Remember to ensure the following before submitting your assignment.

  1. Name your files using this format: Lab-##-LastName.rmd and Lab-##-LastName.html
  2. Show both the solution for your code and write out your answers in the body text
  3. Do not show excessive output; truncate your output, e.g. with function head()
  4. Follow appropriate styling conventions, e.g. spaces after commas, etc.
  5. Above all, ensure that your conventions are consistent

See Google’s R Style Guide for examples of common conventions.



Common Knitting Issues

.RMD files are knit into .HTML and other formats procedural, or line-by-line.

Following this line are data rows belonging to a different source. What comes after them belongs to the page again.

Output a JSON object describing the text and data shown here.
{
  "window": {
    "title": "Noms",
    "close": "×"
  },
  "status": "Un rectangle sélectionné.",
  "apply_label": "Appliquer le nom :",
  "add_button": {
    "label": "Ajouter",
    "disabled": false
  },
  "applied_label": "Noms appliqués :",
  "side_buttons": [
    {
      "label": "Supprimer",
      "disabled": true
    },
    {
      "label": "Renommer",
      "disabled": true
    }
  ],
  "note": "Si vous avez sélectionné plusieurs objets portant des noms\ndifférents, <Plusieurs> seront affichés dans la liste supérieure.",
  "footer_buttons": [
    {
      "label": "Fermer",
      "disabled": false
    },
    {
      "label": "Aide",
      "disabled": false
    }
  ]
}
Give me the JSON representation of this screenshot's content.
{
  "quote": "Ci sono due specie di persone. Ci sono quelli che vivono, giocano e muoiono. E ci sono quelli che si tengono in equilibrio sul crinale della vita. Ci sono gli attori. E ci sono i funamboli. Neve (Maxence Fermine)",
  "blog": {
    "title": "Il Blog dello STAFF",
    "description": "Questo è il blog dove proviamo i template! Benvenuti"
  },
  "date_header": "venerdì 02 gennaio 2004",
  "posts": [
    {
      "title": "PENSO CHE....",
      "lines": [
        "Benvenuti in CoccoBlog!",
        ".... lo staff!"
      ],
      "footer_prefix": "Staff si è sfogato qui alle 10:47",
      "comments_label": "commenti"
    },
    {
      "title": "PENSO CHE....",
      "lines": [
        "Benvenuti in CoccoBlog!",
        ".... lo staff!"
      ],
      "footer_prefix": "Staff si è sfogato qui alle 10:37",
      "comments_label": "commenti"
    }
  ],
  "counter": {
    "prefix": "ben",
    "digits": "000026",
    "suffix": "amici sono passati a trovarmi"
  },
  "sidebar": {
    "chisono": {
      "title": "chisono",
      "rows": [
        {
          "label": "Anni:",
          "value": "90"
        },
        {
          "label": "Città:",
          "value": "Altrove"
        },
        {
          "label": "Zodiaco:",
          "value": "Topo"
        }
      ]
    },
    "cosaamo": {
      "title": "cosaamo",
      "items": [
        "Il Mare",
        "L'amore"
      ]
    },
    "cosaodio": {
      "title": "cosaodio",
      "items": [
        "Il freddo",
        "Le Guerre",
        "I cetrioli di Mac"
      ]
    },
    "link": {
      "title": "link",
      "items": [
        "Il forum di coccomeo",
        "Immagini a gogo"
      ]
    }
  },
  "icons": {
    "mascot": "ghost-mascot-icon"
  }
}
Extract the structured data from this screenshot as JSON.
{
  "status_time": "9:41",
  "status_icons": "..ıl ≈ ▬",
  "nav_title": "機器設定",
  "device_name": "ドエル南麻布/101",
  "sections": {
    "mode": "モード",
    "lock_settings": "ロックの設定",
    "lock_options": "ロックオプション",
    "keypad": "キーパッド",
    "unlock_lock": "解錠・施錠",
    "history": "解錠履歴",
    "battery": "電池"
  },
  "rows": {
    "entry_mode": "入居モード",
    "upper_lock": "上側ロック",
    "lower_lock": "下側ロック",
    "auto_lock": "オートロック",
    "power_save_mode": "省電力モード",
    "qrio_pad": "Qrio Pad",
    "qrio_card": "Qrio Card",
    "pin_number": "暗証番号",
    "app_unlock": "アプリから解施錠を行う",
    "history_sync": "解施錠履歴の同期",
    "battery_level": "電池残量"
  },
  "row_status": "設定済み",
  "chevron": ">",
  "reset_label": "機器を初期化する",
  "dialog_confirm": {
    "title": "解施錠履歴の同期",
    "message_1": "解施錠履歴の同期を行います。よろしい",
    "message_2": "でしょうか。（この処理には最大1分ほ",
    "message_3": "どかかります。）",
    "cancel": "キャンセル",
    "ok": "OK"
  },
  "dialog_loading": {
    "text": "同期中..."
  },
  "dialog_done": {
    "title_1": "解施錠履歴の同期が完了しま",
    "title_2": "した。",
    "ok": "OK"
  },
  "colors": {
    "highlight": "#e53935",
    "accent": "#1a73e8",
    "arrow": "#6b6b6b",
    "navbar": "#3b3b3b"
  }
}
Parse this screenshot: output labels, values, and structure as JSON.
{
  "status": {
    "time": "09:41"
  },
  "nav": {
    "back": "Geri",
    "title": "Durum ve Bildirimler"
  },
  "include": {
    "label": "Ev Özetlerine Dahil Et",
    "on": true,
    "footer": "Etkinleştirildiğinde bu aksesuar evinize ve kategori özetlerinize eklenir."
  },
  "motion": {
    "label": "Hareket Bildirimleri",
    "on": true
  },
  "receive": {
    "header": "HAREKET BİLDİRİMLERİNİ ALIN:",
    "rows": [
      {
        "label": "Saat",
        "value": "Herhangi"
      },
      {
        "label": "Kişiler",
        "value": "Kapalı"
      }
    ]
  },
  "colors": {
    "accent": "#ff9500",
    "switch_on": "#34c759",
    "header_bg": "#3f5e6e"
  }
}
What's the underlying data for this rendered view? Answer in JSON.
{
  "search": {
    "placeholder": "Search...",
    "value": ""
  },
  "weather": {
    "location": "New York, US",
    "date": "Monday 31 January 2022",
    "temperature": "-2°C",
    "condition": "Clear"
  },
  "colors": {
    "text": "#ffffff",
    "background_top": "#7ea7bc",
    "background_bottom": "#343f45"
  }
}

  • An error in code when knitting will halt the process; error messages will tell you the specific line with the error
  • Certain functions like install.packages() or setwd() are bound to cause errors in knitting
  • Altering a dataset or variable in one chunk will affect their use in all later chunks
  • If an object is “not found”, make sure it was created or loaded with library() in a previous chunk

If All Else Fails: If you cannot determine and fix the errors in a code chunk that’s preventing you from knitting your document, add eval = FALSE inside the brackets of {r} at the beginning of a chunk to ensure that R does not attempt to evaluate it, that is: {r eval = FALSE}. This will prevent an erroneous chunk of code from halting the knitting process.